Many of the touring companies are headquartered in Auckland, or stop in any hostel that has a travel desk — just let them know how long you have in the country, what kind of adventure you are looking for, and you'll be booked and ready to head off.

3. Rent a Backpacker or Camper Van
Best for: A few weeks stay, Families, 2+ travelers
Pros: Opportunity for Freedom Camping, Accommodation guaranteed
Cons: Can be pricey, Gas money

Vans are convenient for families where the kids can spread out and great for folks who have a limited amount of time in the country, but want the freedom of going where they want, when they want.

Spaceship vans come with double beds, complete with bedding and curtains for privacy, as well as a dual-burner portable cooker, fridge and freezer, gas canister, water tank, and all the plates and utensils needed for a decent meal. And if the little ones aren't as awestruck by the scenery as you are, these vans also come with a DVD player and an iPod hookup. The vans seat about four people and have plenty of storage for a few backpacks. Other varieties of the Spaceship offer sleeping for more than two people. Jucy offers five different styles of vans to choose from, with some models sleeping up to four people. The Jucy Condo even has a 19-inch, flat-screen TV and the Jucy Chaser has a shower and toilet, which means self-contained Freedom Camping is allowed. Check out Jucy's campsite go-to-guide for information about free campsites, DOC campsites, and where Freedom Camping is allowed.

If you're interested in a cheaper, grungier option, check out Wicked Campers, which are all unique in their graffiti-covered exteriors. The vans can sleep two or more people and include a kitchen area, camp stools and table, cutlery and dishes, but do not include linen, pillows or a DVD player and only the newest versions have air conditioning.

4. Hitchhiking
Best for: Solo travelers
Pros: Cheap, Meet fellow travelers (and not the crazy kind)
Cons: difficulty finding a ride and getting to specific places

In New Zealand, hitchhiking is a frequent mode of travel — most hitchhikers are young, friendly, and will be carrying a backpack. The North Island is more populated than the South Island, which means bigger roads and less of a chance of someone stopping. But on the South Island, with few roads and more adventurous folk, the chances of getting picked up are greater. It is harder to find a ride if there are multiple travelers or if your pack is unwieldy. Take a chance, though, because you never know who will give you a ride, some free beer, and maybe even take you rabbit hunting.

Hitchhiking is also good for rides to and from trailheads. Many of the main hikes are one-way, and getting a shuttle back to your car can be pricey. Check out boards at hostels to see if anyone is headed where you are going, or pin up a note yourself. Don't be afraid of hitchhikers in New Zealand — if you are looking for a travel mate, and have the space, try giving someone a ride. Even if you don't click, at least you'll save money on gas. 

5. Rent a car
Best for: A few weeks stay
Pros: Good deals
Cons: Can't go on the (many) backcountry roads

If you aren't into the whole backpacking thing, and just need something to get you from place to place, renting a car is an easy option. It will get you where you want to go and will provide better gas mileage than a large campervan. Parking can be a pricey hassle in certain cities, especially Wellington, but in the smaller cities most hostels have a place to park. Many of the rental car companies don't allow their cars on back roads— which there are plenty of on both islands and they can lead to some spectacular off-the-path areas.

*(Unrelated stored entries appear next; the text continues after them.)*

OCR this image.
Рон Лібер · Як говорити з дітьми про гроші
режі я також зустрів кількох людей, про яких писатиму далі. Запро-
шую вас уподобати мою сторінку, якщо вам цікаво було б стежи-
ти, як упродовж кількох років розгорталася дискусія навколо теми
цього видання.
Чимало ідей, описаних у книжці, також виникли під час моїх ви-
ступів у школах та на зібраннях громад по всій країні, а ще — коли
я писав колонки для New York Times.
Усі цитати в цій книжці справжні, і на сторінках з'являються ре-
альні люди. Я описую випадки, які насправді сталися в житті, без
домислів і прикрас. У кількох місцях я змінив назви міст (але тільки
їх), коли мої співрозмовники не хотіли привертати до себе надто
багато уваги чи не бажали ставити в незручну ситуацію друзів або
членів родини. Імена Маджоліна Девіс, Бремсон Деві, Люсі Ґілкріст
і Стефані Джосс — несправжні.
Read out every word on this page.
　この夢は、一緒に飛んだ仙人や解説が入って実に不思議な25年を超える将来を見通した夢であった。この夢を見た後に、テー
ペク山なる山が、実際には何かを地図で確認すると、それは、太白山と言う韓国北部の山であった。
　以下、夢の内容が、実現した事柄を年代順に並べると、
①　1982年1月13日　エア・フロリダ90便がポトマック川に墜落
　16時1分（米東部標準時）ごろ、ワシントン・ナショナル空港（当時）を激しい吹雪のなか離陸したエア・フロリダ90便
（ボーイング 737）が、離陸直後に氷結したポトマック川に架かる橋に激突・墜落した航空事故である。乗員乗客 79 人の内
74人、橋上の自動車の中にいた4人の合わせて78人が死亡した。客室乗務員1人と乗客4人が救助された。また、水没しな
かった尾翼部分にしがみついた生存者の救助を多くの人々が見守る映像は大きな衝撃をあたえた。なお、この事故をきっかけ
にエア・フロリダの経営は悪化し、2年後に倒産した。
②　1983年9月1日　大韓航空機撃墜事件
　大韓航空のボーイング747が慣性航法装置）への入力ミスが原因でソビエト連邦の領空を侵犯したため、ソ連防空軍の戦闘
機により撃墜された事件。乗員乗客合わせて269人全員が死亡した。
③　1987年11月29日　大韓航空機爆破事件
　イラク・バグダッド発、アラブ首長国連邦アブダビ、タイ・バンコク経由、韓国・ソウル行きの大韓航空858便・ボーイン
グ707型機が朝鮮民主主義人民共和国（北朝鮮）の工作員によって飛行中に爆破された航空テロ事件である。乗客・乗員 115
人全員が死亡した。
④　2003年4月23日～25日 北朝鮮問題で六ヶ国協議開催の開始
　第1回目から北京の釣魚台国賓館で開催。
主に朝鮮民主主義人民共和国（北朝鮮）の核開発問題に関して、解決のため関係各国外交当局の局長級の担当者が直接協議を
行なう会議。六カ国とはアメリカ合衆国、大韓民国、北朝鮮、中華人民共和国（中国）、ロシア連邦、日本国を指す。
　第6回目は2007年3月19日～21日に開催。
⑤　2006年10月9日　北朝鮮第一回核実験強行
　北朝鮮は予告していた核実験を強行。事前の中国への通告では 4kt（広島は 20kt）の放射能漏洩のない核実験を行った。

At every trailhead and many parking lots for tourist attractions, signs warn to lock your car and to always be on the watch for break-ins. If your car is obviously a rental (and a nice looking one at that), chances of burglary might increase, as opposed to if you have some dirty-looking, backpacker car, which an intruder probably wouldn't expect to have more than a few packs of Ramen noodles inside.